I was assigned to judge an infomercial section. One or two kids create and present their very own advertisement; they can use props, poster board, and costume to 'sell' the product. I saw wish tokens, house deodorisers, diet water (with lots of side effects), ear muffs to keep out any annoying voices, and energy drinks sold by students pretending to be John Travolta and Brad Paisley. It was an interesting division that we don't have back home and offered allot of entertainment; a few painful moments that happens with any speech contest, but a good time overall. Later, I was tracked down to time for the impromptu speeches. Strange that the judge couldn't time and judge, but I can accept the rules and sat through MANY short speeches counting down the two minutes of prep. time in 30 second segments and then counting up their speech time and showed kiddos their time in one minute segments.

I hope the boys continue to try the forensic activity and work on their speech making and giving. It was a bit overwhelming when the boys realized that some of the students at the contest were VERY prepared; they had their speeches memorized with gestures and practiced intonation and the whole bit. However, if they keep practicing and working on their categories, the guys could do really well. They have a similar energy that I associate with Calvin's creative approach to classroom assignments.

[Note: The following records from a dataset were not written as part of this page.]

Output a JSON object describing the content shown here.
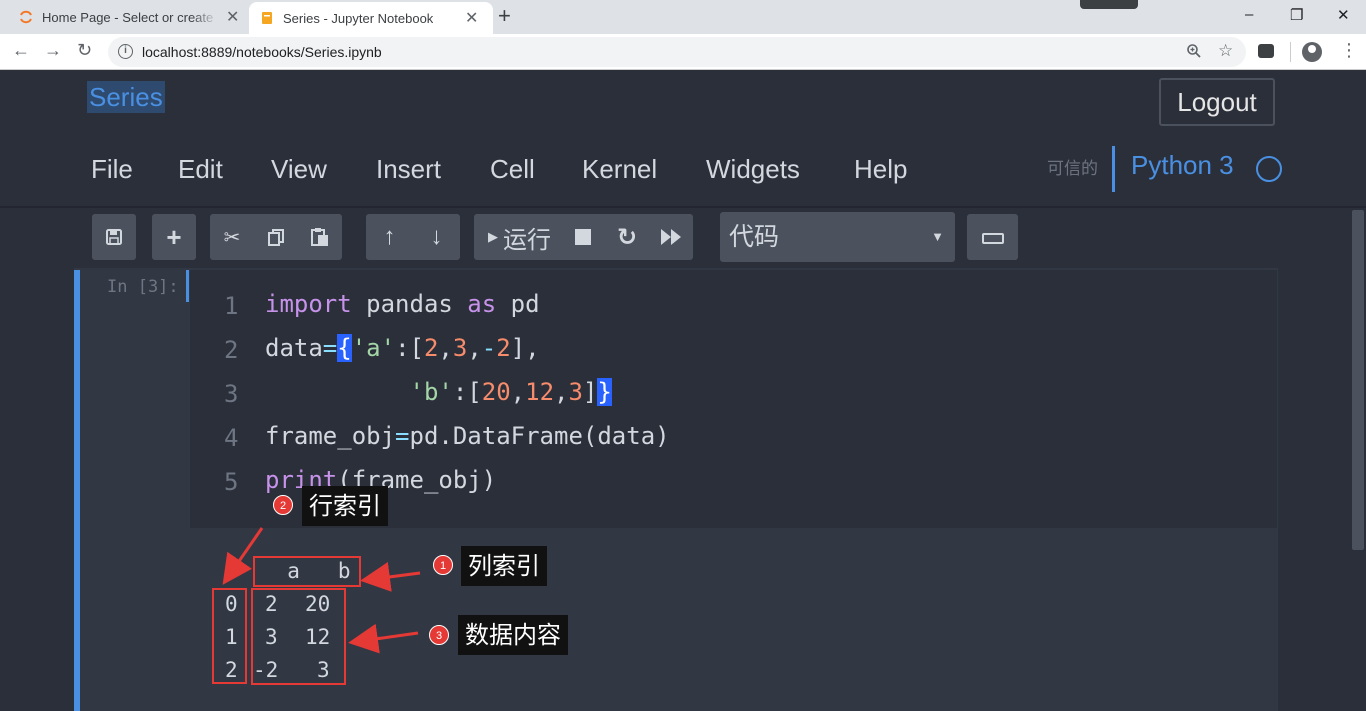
{
  "browser": {
    "tabs": [
      {
        "title": "Home Page - Select or create a notebook",
        "active": false
      },
      {
        "title": "Series - Jupyter Notebook",
        "active": true
      }
    ],
    "new_tab": "+",
    "url": "localhost:8889/notebooks/Series.ipynb",
    "window_controls": {
      "minimize": "–",
      "maximize": "❐",
      "close": "✕"
    }
  },
  "notebook": {
    "title": "Series",
    "logout_label": "Logout",
    "menu": [
      "File",
      "Edit",
      "View",
      "Insert",
      "Cell",
      "Kernel",
      "Widgets",
      "Help"
    ],
    "trusted": "可信的",
    "kernel_name": "Python 3",
    "toolbar": {
      "run_label": "运行",
      "cell_type": "代码"
    },
    "cell": {
      "prompt": "In [3]:",
      "line_numbers": [
        "1",
        "2",
        "3",
        "4",
        "5"
      ],
      "output": {
        "header": "  a   b",
        "rows": [
          {
            "index": "0",
            "a": "2",
            "b": "20"
          },
          {
            "index": "1",
            "a": "3",
            "b": "12"
          },
          {
            "index": "2",
            "a": "-2",
            "b": "3"
          }
        ]
      }
    }
  },
  "annotations": {
    "column_index": {
      "badge": "1",
      "label": "列索引"
    },
    "row_index": {
      "badge": "2",
      "label": "行索引"
    },
    "data_content": {
      "badge": "3",
      "label": "数据内容"
    }
  },
  "colors": {
    "accent": "#4a90e2",
    "background": "#2b2f3a",
    "annotation_red": "#e53935"
  },
  "icons": [
    "save-icon",
    "add-icon",
    "cut-icon",
    "copy-icon",
    "paste-icon",
    "move-up-icon",
    "move-down-icon",
    "run-icon",
    "stop-icon",
    "restart-icon",
    "fast-forward-icon",
    "keyboard-icon"
  ]
}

Thursday, February 4, 2010

"I lie awake..."


There is a Psalm that shares the struggle of the wondering soul..."On my bed I remember you; I think of you through the watches of the night. Because you are my help, I sing in the shadow of your wings. My soul clings to you; your right hand upholds me." Psalm 63

The Psalm sings the the conerns of the psalmist and God's loving response. Well, I have been awake the last few nights with concerns and wonderings about where the future is going to lead and hoping that it brings me closer to Community, family, and friends. There is so much unknown right now that my mind sort of swims in it when I settle into my bed for the night. In my prayer, I ask for God's Will and pray for Christ's guidance as I send out resumes and contact various schools about teaching positions. I get good advice from Sisters and professors, family and friends. Then I lie awake again...

I know my heart and soul will settle down and I will sleep again.